But we Angelenos despise our trees. Or at least we're indifferent. We deprive them of water, scrape them with our cars, scratch them with graffiti and staple them with lost-dog fliers. We cut them back to enhance our views or stop leaf litter. We hack their roots to make our sidewalks smooth. We cage their trunks and compress their roots. We stake them to make them grow straight, then leave the stakes to pierce them.
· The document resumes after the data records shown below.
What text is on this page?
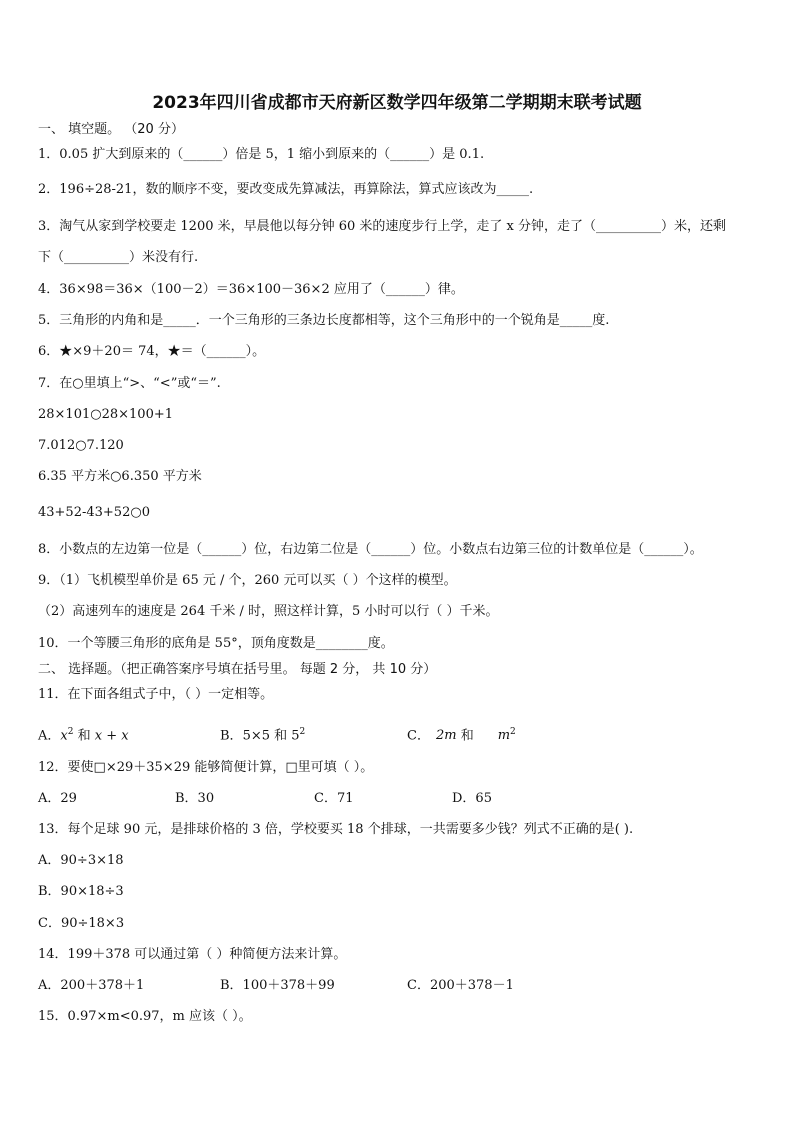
2023年四川省成都市天府新区数学四年级第二学期期末联考试题
一、 填空题。 （20 分）
1．0.05 扩大到原来的（______）倍是 5，1 缩小到原来的（______）是 0.1.
2．196÷28-21，数的顺序不变，要改变成先算减法，再算除法，算式应该改为_____.
3．淘气从家到学校要走 1200 米，早晨他以每分钟 60 米的速度步行上学，走了 x 分钟，走了（__________）米，还剩
下（__________）米没有行.
4．36×98＝36×（100－2）＝36×100－36×2 应用了（______）律。
5．三角形的内角和是_____．一个三角形的三条边长度都相等，这个三角形中的一个锐角是_____度.
6．★×9＋20＝ 74，★＝（______）。
7．在○里填上“>、“<”或“＝”.
28×101○28×100+1
7.012○7.120
6.35 平方米○6.350 平方米
43+52-43+52○0
8．小数点的左边第一位是（______）位，右边第二位是（______）位。小数点右边第三位的计数单位是（______）。
9．（1）飞机模型单价是 65 元 / 个，260 元可以买（ ）个这样的模型。
（2）高速列车的速度是 264 千米 / 时，照这样计算，5 小时可以行（ ）千米。
10．一个等腰三角形的底角是 55°，顶角度数是________度。
二、 选择题。（把正确答案序号填在括号里。 每题 2 分， 共 10 分）
11．在下面各组式子中，（ ）一定相等。
A．$x^2$ 和 x + x	B．5×5 和 $5^2$	C． 2m 和 $m^2$
12．要使□×29＋35×29 能够简便计算，□里可填（ ）。
A．29	B．30	C．71	D．65
13．每个足球 90 元，是排球价格的 3 倍，学校要买 18 个排球，一共需要多少钱？列式不正确的是( ).
A．90÷3×18
B．90×18÷3
C．90÷18×3
14．199＋378 可以通过第（ ）种简便方法来计算。
A．200＋378＋1	B．100＋378＋99	C．200＋378－1
15．0.97×m<0.97，m 应该（ ）。
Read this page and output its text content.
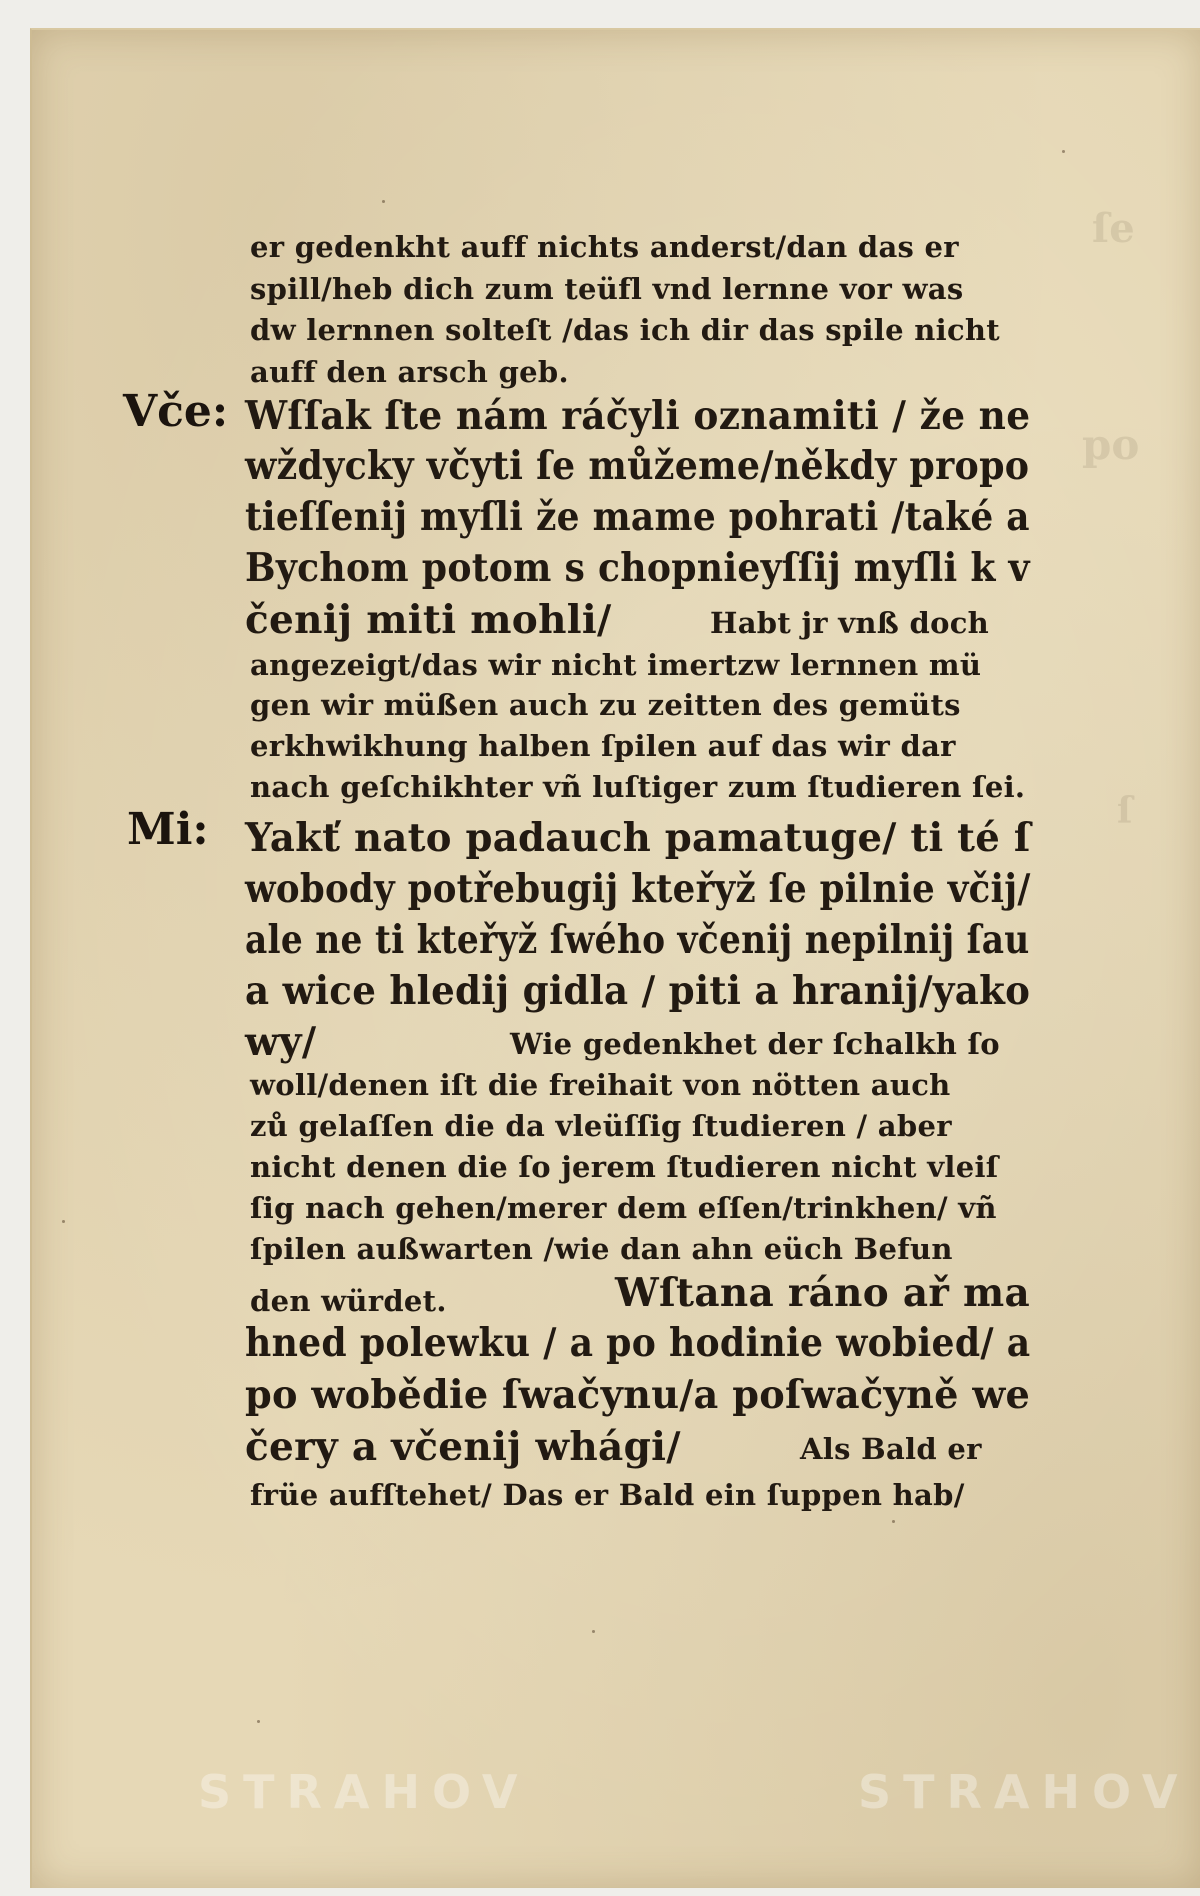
ſe
po
ſ
Vče:
Mi:
er gedenkht auff nichts anderst/dan das er
spill/heb dich zum teüfl vnd lernne vor was
dw lernnen solteſt /das ich dir das spile nicht
auff den arsch geb.
Wſſak ſte nám ráčyli oznamiti / že ne
wždycky včyti ſe můžeme/někdy propo
tieſſenij myſli že mame pohrati /také a
Bychom potom s chopnieyſſij myſli k v
čenij miti mohli/	Habt jr vnß doch
angezeigt/das wir nicht imertzw lernnen mü
gen wir müßen auch zu zeitten des gemüts
erkhwikhung halben ſpilen auf das wir dar
nach geſchikhter vñ luſtiger zum ſtudieren ſei.
Yakť nato padauch pamatuge/ ti té ſ
wobody potřebugij kteřyž ſe pilnie včij/
ale ne ti kteřyž ſwého včenij nepilnij ſau
a wice hledij gidla / piti a hranij/yako
wy/	Wie gedenkhet der ſchalkh ſo
woll/denen iſt die freihait von nötten auch
zů gelaſſen die da vleüſſig ſtudieren / aber
nicht denen die ſo jerem ſtudieren nicht vleiſ
ſig nach gehen/merer dem eſſen/trinkhen/ vñ
ſpilen außwarten /wie dan ahn eüch Befun
den würdet.	Wſtana ráno ař ma
hned polewku / a po hodinie wobied/ a
po wobědie ſwačynu/a poſwačyně we
čery a včenij whági/	Als Bald er
früe aufſtehet/ Das er Bald ein ſuppen hab/
STRAHOV	STRAHOV
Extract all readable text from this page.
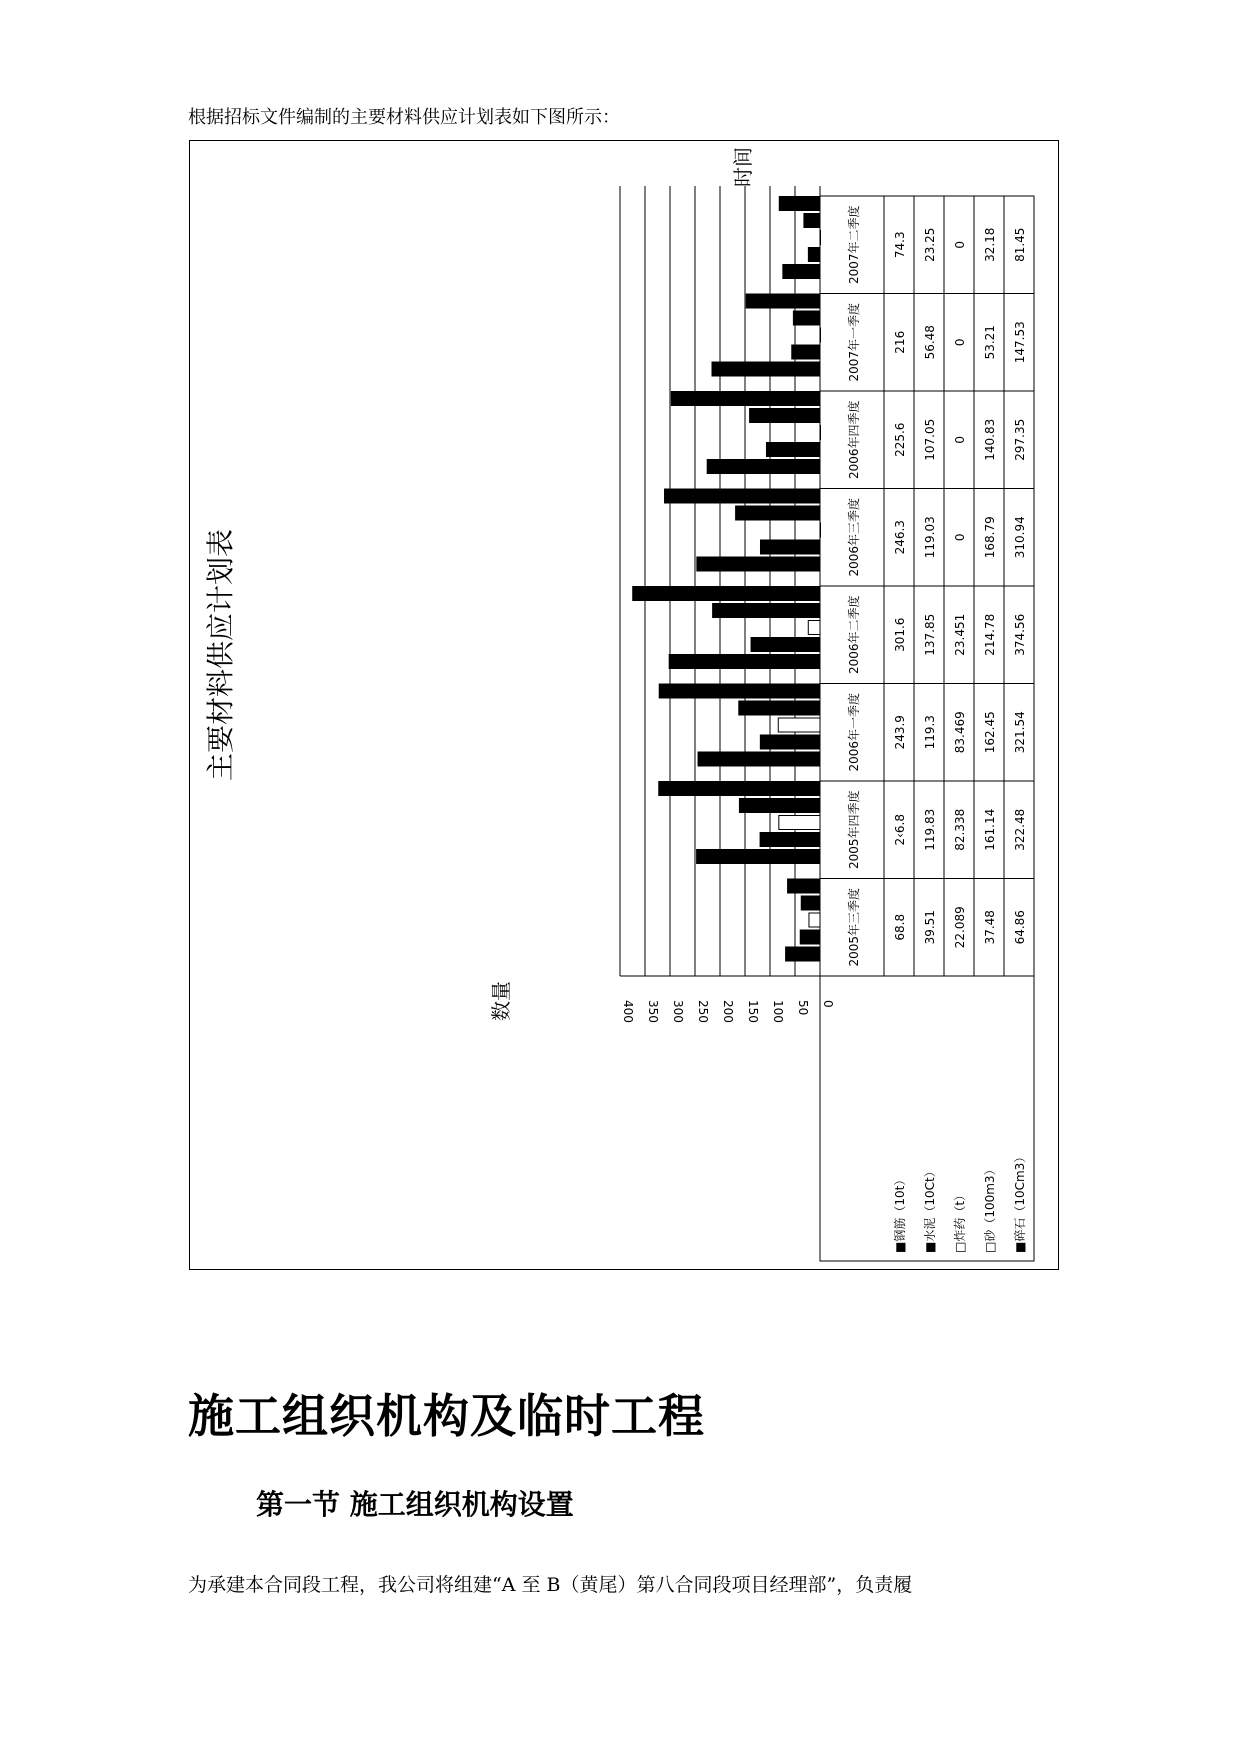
根据招标文件编制的主要材料供应计划表如下图所示：
0
50
100
150
200
250
300
350
400
主要材料供应计划表
数量
时间
2005年三季度
2005年四季度
2006年一季度
2006年二季度
2006年三季度
2006年四季度
2007年一季度
2007年二季度
68.8
2‹6.8
243.9
301.6
246.3
225.6
216
74.3
39.51
119.83
119.3
137.85
119.03
107.05
56.48
23.25
22.089
82.338
83.469
23.451
0
0
0
0
37.48
161.14
162.45
214.78
168.79
140.83
53.21
32.18
64.86
322.48
321.54
374.56
310.94
297.35
147.53
81.45
■钢筋（10t） ■水泥（10Ct） □炸药（t） □砂（100m3） ■碎石（10Cm3）
施工组织机构及临时工程
第一节 施工组织机构设置
为承建本合同段工程，我公司将组建“A 至 B（黄尾）第八合同段项目经理部”，负责履
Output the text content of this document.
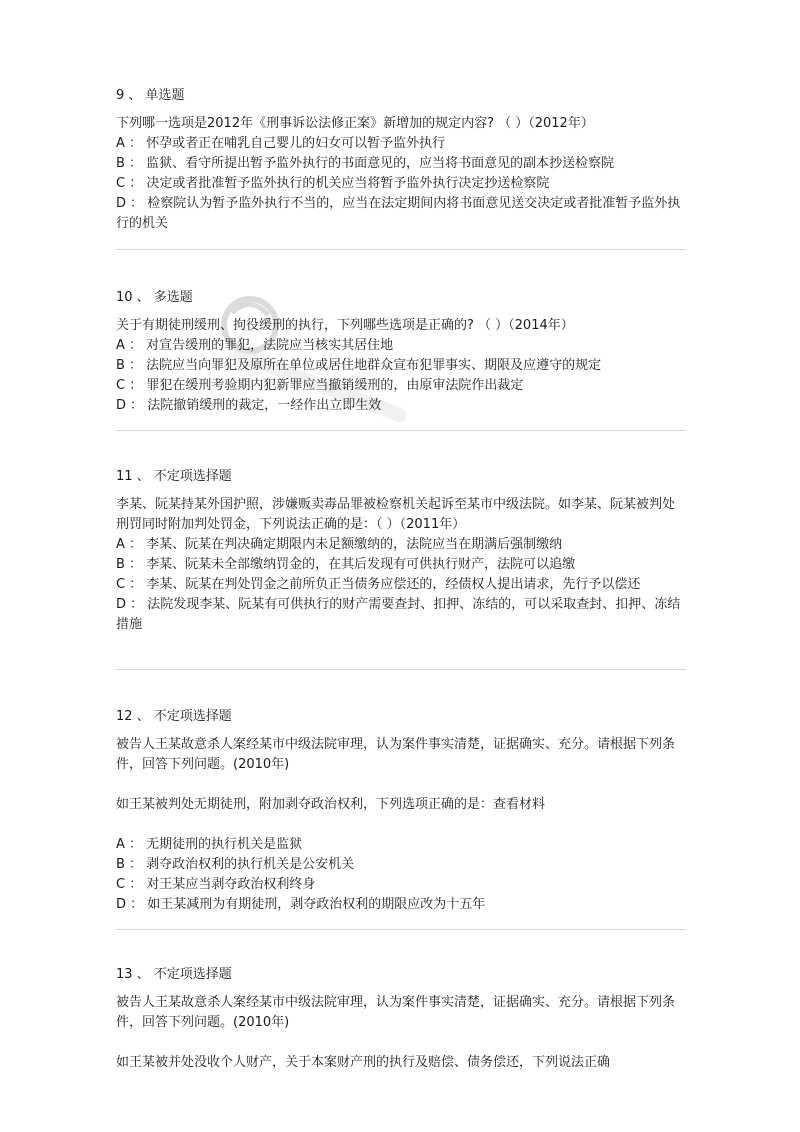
9 、 单选题

下列哪一选项是2012年《刑事诉讼法修正案》新增加的规定内容? （ ）（2012年）

A ： 怀孕或者正在哺乳自己婴儿的妇女可以暂予监外执行

B ： 监狱、看守所提出暂予监外执行的书面意见的，应当将书面意见的副本抄送检察院

C ： 决定或者批准暂予监外执行的机关应当将暂予监外执行决定抄送检察院

D ： 检察院认为暂予监外执行不当的，应当在法定期间内将书面意见送交决定或者批准暂予监外执行的机关

10 、 多选题

关于有期徒刑缓刑、拘役缓刑的执行，下列哪些选项是正确的? （ ）（2014年）

A ： 对宣告缓刑的罪犯，法院应当核实其居住地

B ： 法院应当向罪犯及原所在单位或居住地群众宣布犯罪事实、期限及应遵守的规定

C ： 罪犯在缓刑考验期内犯新罪应当撤销缓刑的，由原审法院作出裁定

D ： 法院撤销缓刑的裁定，一经作出立即生效

11 、 不定项选择题

李某、阮某持某外国护照，涉嫌贩卖毒品罪被检察机关起诉至某市中级法院。如李某、阮某被判处刑罚同时附加判处罚金，下列说法正确的是：（ ）（2011年）

A ： 李某、阮某在判决确定期限内未足额缴纳的，法院应当在期满后强制缴纳

B ： 李某、阮某未全部缴纳罚金的，在其后发现有可供执行财产，法院可以追缴

C ： 李某、阮某在判处罚金之前所负正当债务应偿还的，经债权人提出请求，先行予以偿还

D ： 法院发现李某、阮某有可供执行的财产需要查封、扣押、冻结的，可以采取查封、扣押、冻结措施

12 、 不定项选择题

被告人王某故意杀人案经某市中级法院审理，认为案件事实清楚，证据确实、充分。请根据下列条件，回答下列问题。(2010年)

如王某被判处无期徒刑，附加剥夺政治权利，下列选项正确的是：查看材料

A ： 无期徒刑的执行机关是监狱

B ： 剥夺政治权利的执行机关是公安机关

C ： 对王某应当剥夺政治权利终身

D ： 如王某减刑为有期徒刑，剥夺政治权利的期限应改为十五年

13 、 不定项选择题

被告人王某故意杀人案经某市中级法院审理，认为案件事实清楚，证据确实、充分。请根据下列条件，回答下列问题。(2010年)

如王某被并处没收个人财产，关于本案财产刑的执行及赔偿、债务偿还，下列说法正确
In perpetuating these abuses, L.A. is probably no worse than anywhere else, although it seems other cities are more invested in stopping them. American cities spend an average of $18 per capita on their urban forests (as city trees are known in arboricultural parlance), and L.A. spends just $3, according to the city's trees superintendant. New York City requires training courses for residents who want to plant or prune trees, and levies fines against scofflaws. In Chicago, Mayor Daley has taken to calling himself a "tree hugger" and is personally overseeing the planting of a rooftop garden at City Hall. Even Mexico City, one of the most polluted spots on the planet, is reforesting the city's perimeter, planting 175 million trees to improve the air quality and discourage further expansion.

There is no evidence of such arboricultural enthusiasm in L.A. Since 1981 (the first year the city counted), the estimated number of trees lining L.A.'s streets has remained constant at some 700,000, even as the population has grown by 20 percent, to more than 3.5 million. (An additional 800,000 trees populate the city's parks, and an untallied million or more grow on private property.) We ignore our trees because they've deceived us into thinking we can. We are blessed with a freakishly forgiving climate, a 365-day growing season in which more than 1,000 mostly imported species have taken root.